In absence seizures, epileptic activity
arises in the thalamus (which relays messages
from our senses) and the cortex (the outermost
layer of the brain). This study will investigate
the mechanisms of how these seizures happen,
focusing particularly on the principal inhibitory
messenger chemical in the brain, GABA, and
its activity in the thalamus and cortex.
GABA carries messages from neurone to neurone
via receptors at their synapses (the linking
points at the end of their long arms). However,
GABA is also involved in a recently-discovered
type of communication between neurones called
"tonic inhibition". This is a
constant background drift of the inhibitory
neurotransmitter to receptors located outside
the synapses. This slows the cells' rate
of communicating.
Dr David Cope, of School of Biosciences,
Cardiff University has shown that this type
of inhibition is doubled in brain tissue
from the thalamus affected by absence seizures.

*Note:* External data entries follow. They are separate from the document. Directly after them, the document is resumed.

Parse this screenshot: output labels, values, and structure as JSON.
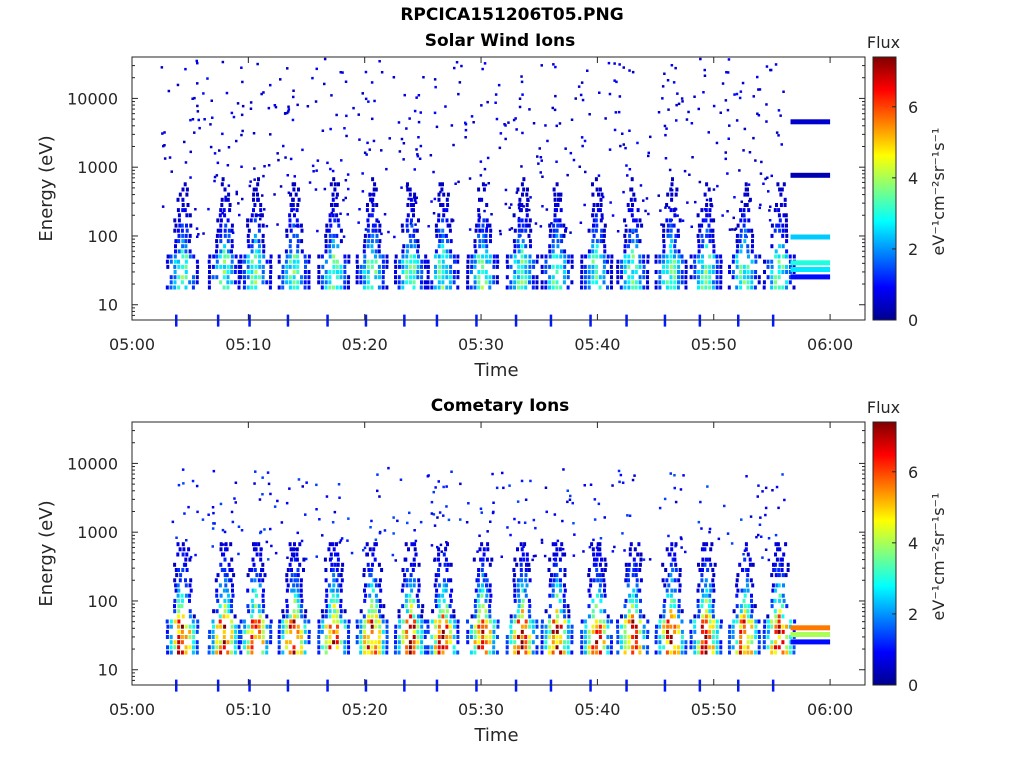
{
  "figure_title": "RPCICA151206T05.PNG",
  "colors": {
    "colormap": "jet",
    "axes": "#262626",
    "background": "#ffffff"
  },
  "chart_data": [
    {
      "type": "heatmap",
      "title": "Solar Wind Ions",
      "xlabel": "Time",
      "ylabel": "Energy (eV)",
      "x_ticks": [
        "05:00",
        "05:10",
        "05:20",
        "05:30",
        "05:40",
        "05:50",
        "06:00"
      ],
      "xlim": [
        "05:00",
        "06:03"
      ],
      "y_scale": "log",
      "y_ticks": [
        "10",
        "100",
        "1000",
        "10000"
      ],
      "ylim": [
        6,
        40000
      ],
      "colorbar": {
        "label": "Flux",
        "unit": "eV⁻¹cm⁻²sr⁻¹s⁻¹",
        "range": [
          0,
          7.4
        ],
        "ticks": [
          "0",
          "2",
          "4",
          "6"
        ]
      },
      "sweeps_min": [
        4.2,
        7.8,
        10.5,
        13.8,
        17.2,
        20.5,
        23.8,
        26.6,
        30.0,
        33.4,
        36.4,
        39.8,
        42.9,
        46.2,
        49.2,
        52.5,
        55.5
      ],
      "sweep_peak_flux": 3.6,
      "background_scatter_flux": 0.6,
      "calibration_lines": [
        {
          "energy_ev": 4500,
          "flux": 0.5
        },
        {
          "energy_ev": 750,
          "flux": 0.3
        },
        {
          "energy_ev": 95,
          "flux": 2.4
        },
        {
          "energy_ev": 40,
          "flux": 3.0
        },
        {
          "energy_ev": 32,
          "flux": 2.6
        },
        {
          "energy_ev": 25,
          "flux": 1.0
        }
      ]
    },
    {
      "type": "heatmap",
      "title": "Cometary Ions",
      "xlabel": "Time",
      "ylabel": "Energy (eV)",
      "x_ticks": [
        "05:00",
        "05:10",
        "05:20",
        "05:30",
        "05:40",
        "05:50",
        "06:00"
      ],
      "xlim": [
        "05:00",
        "06:03"
      ],
      "y_scale": "log",
      "y_ticks": [
        "10",
        "100",
        "1000",
        "10000"
      ],
      "ylim": [
        6,
        40000
      ],
      "colorbar": {
        "label": "Flux",
        "unit": "eV⁻¹cm⁻²sr⁻¹s⁻¹",
        "range": [
          0,
          7.4
        ],
        "ticks": [
          "0",
          "2",
          "4",
          "6"
        ]
      },
      "sweeps_min": [
        4.2,
        7.8,
        10.5,
        13.8,
        17.2,
        20.5,
        23.8,
        26.6,
        30.0,
        33.4,
        36.4,
        39.8,
        42.9,
        46.2,
        49.2,
        52.5,
        55.5
      ],
      "sweep_peak_flux": 6.9,
      "background_scatter_flux": 0.9,
      "calibration_lines": [
        {
          "energy_ev": 40,
          "flux": 5.6
        },
        {
          "energy_ev": 32,
          "flux": 4.0
        },
        {
          "energy_ev": 25,
          "flux": 1.0
        }
      ]
    }
  ]
}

This means there has been a change in the
number of receptors that can interact with
GABA in this way. It's not yet clear how
widespread these changes are, or exactly
how they lead to seizures. Dr Cope has been
awarded £184,017 in the 2008
Epilepsy Research UK Fellowship to investigate
whether similar changes also occur in cortex
cells affected by absence seizures, and
also to look at the mechanisms that cause
these changes.
His 3-year study is called Extrasynaptic
GABAA receptor-mediated
gain-of-function in absence seizures.
Dr Cope hopes his work will improve our
understanding of how absence seizures happen,
leading potentially to new ways of tackling
them with drugs, and also to the identification
of genes that can cause this type of seizures.